Seperti halnya wayang purwa, wayang klitik juga mengenal cirri-ciri menurut gaya Yogya,
gaya Surakarta dan gaya Mangkunegaran. Gaya Yogyakarta kurang anatomis, terutama pada
pahatan kakinya, sehingga mengarah pada bentuk primitif seperti halnya pada tokoh wayang
kulit Bima sehingga menimbulkan kesan bahwa gaya Yogya lebih tua umurnya daripada gaya
Surakarta. Hal ini perlu penelitian lebih lanjut. Yang jelas, watak Yogya mengarah pada gagah
dan bregas penuh kesederhanaan dan gaya Surakarta mengarah pada kehalusan serta
ketenangan. Hal ini tentunya tidak lepas dari kemantapan kehidupan keraton Sala
dibandingkan dinamisme Kraton Yogya pada masa pembentukan kerajaan dibawah pimpinan
Pangeran Mangkubumi. Dari segi bentuk, Wayang Klitik gaya Surakarta masih mendekati
bentuk wayang kulit sedang gaya Yogya justru mengarah pada bentuk wayang golek.

Perangkat Pertunjukan.

Perangkat untuk mengiringi pertunjukan wayang klitik ini, memakai gamelan dengan laras
slendro berjumlah lima macam, yakni : kendang, saron, ketuk, kenong, kempul (barang) dan
gong suwukan.

Jumlah lagu/gending yang dipergunakan untuk mengiringi tidak banyak dan kurang variasinya
sehingga sangat senada. Gamelannya boleh dikatakan sama dengna irama Jatilan atau kuda
lumping. Apalagi bila terjadi adegan perang, sangat monoton dengan iringan gending
srepegan. Pada setiap adegan yang dinamakan jejeran, Ki dalang mengiringinya dengan
tembang macapat seperti Dandanggula, Sinom, pangkur, Asmaradana dsb. Tembang ini
berperan sebagai suluk dalam wayang kulit dengan penambahan candra wayang untuk setiap
tokoh-tokoh wayang yang sedang dilakonkanya.

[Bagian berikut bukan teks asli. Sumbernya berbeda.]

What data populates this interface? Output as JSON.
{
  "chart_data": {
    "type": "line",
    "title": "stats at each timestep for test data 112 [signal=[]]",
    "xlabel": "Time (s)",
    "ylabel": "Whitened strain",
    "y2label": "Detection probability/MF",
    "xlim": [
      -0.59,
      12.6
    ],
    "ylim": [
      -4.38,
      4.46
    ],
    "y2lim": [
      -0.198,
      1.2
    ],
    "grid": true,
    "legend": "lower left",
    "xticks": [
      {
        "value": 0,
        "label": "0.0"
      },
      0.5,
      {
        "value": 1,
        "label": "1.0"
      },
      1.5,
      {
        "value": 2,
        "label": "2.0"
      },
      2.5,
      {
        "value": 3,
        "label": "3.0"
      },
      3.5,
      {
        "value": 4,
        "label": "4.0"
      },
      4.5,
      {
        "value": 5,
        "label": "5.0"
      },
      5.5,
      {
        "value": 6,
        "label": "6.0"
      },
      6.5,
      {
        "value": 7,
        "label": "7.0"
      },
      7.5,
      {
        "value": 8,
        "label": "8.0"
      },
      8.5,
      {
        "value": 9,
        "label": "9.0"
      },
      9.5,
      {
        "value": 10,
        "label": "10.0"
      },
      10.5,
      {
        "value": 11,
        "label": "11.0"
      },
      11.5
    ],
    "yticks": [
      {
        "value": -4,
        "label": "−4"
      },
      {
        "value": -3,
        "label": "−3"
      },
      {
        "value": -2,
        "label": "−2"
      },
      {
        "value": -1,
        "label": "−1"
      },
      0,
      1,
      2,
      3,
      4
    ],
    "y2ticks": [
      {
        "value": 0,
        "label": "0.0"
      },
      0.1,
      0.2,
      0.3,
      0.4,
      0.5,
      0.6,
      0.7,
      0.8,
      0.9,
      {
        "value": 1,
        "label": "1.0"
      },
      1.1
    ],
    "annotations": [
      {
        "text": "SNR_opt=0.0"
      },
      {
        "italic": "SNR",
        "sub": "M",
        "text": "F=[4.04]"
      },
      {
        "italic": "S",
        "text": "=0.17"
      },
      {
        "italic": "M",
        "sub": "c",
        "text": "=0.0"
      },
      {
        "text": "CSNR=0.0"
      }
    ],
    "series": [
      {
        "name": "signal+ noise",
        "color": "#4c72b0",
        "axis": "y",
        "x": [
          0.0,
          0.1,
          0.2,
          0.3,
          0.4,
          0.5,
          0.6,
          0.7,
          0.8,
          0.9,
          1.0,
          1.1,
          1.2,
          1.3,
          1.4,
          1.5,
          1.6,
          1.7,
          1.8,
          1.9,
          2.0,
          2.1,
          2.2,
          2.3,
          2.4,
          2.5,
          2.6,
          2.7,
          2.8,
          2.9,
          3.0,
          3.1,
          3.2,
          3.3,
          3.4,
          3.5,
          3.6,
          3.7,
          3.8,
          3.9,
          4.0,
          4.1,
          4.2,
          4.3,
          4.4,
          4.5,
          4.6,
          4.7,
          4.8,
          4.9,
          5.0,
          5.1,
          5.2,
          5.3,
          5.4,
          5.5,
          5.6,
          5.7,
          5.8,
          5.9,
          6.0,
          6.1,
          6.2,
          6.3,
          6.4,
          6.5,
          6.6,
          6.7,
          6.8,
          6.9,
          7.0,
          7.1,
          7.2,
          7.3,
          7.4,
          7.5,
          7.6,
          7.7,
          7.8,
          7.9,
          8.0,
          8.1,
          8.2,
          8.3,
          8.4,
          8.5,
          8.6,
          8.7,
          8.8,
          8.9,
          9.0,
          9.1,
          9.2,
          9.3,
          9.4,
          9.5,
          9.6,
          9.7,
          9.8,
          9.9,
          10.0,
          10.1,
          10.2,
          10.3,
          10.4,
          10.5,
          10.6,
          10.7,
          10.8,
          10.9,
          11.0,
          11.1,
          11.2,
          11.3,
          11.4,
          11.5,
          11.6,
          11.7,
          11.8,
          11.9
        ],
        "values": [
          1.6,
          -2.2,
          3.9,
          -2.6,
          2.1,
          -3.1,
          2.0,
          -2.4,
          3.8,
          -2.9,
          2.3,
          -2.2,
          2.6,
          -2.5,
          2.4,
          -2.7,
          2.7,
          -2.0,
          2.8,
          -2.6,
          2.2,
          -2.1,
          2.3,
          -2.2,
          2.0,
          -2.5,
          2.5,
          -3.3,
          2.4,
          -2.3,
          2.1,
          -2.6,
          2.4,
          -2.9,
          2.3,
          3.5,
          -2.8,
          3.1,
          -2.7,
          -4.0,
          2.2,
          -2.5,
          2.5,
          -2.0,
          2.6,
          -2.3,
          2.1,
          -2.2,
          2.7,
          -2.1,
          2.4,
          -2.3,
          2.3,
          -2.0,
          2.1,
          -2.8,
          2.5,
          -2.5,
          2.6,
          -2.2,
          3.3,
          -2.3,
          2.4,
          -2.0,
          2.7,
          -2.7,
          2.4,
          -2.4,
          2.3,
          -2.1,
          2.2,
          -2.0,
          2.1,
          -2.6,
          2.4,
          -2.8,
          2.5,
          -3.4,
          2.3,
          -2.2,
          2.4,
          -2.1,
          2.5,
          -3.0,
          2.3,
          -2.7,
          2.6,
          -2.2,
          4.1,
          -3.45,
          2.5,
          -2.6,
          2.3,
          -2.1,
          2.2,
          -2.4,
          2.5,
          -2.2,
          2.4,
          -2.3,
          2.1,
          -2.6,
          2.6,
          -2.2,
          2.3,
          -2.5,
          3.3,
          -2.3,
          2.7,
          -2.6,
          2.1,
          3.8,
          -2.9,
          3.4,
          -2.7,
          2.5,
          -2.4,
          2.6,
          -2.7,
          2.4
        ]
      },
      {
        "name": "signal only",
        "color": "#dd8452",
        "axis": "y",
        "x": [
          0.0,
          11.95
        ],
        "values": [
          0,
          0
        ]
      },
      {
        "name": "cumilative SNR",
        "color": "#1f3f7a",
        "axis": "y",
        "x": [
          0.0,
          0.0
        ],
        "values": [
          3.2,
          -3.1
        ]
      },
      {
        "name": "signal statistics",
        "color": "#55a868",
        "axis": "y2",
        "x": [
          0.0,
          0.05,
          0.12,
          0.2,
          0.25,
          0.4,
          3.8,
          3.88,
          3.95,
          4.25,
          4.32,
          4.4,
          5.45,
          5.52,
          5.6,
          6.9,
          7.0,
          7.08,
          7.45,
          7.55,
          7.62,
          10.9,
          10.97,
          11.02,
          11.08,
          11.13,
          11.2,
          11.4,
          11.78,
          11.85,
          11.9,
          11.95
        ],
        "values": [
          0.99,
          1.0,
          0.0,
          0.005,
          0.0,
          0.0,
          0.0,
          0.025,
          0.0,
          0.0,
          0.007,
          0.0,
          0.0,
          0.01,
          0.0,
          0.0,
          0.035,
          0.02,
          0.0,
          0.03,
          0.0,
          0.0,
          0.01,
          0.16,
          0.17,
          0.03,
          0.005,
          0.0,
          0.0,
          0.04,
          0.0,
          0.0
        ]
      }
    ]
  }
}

Sewaktu talu sebagai persiapan memasuki fase pagelaran wayang yang sesungguhnya
dipakai gending Undur-undur.

Anggota rombongan pertunjukan wayang klitik terdiri dari lima sampai tujuh orang yakni
seorang Dalang dengan niyaga yang biasanya merupakan keluarga Dalang. Yakni istri,
saudara atau anak laki-lakinya, Tugas mengangkut gamelan dilakukan oleh orang lain yang
merangkap pemukul gong sewaktu pertunjukan berlangsung.

Waktu-waktu pertunjukan

Pada masa lalu, pertunjukan wayang Klitik merupakan pertunjukan yang bersifat ritual sakral.
Diadakan pada waktu-waktu tertentu pada setiap tahun, misalnya pada hari raya, pad waktu
dilakukan bersih desa. Keduanya ditanggap oleh desa setempat dan biasanya bergiliran dari
satu desa lainnya. Ditanggap secara pribadi pada pesta-pesta perkawinan dan upacara-
upacara ritual lainnya yang menurut tradisi merupakan bagian upacara yang harus dilakukan.
Pada hari-hari biasa merupakan pertunjukan barangan yang singkat di tempat-tempat umum
seperti alun-alun, dijalanan dan di rumah-rumah penduduk yang hanya ingin menanggap
untuk sekedar kesenangan. Sifatnya menjadi komersil profaan. Seringkali pula pertunjukan
dilakukan ditempat-tempat yang ramai seperti di Pasar.

(Sidik Gondowarsito, Gatra, No. 9-1986 hal. 40-45).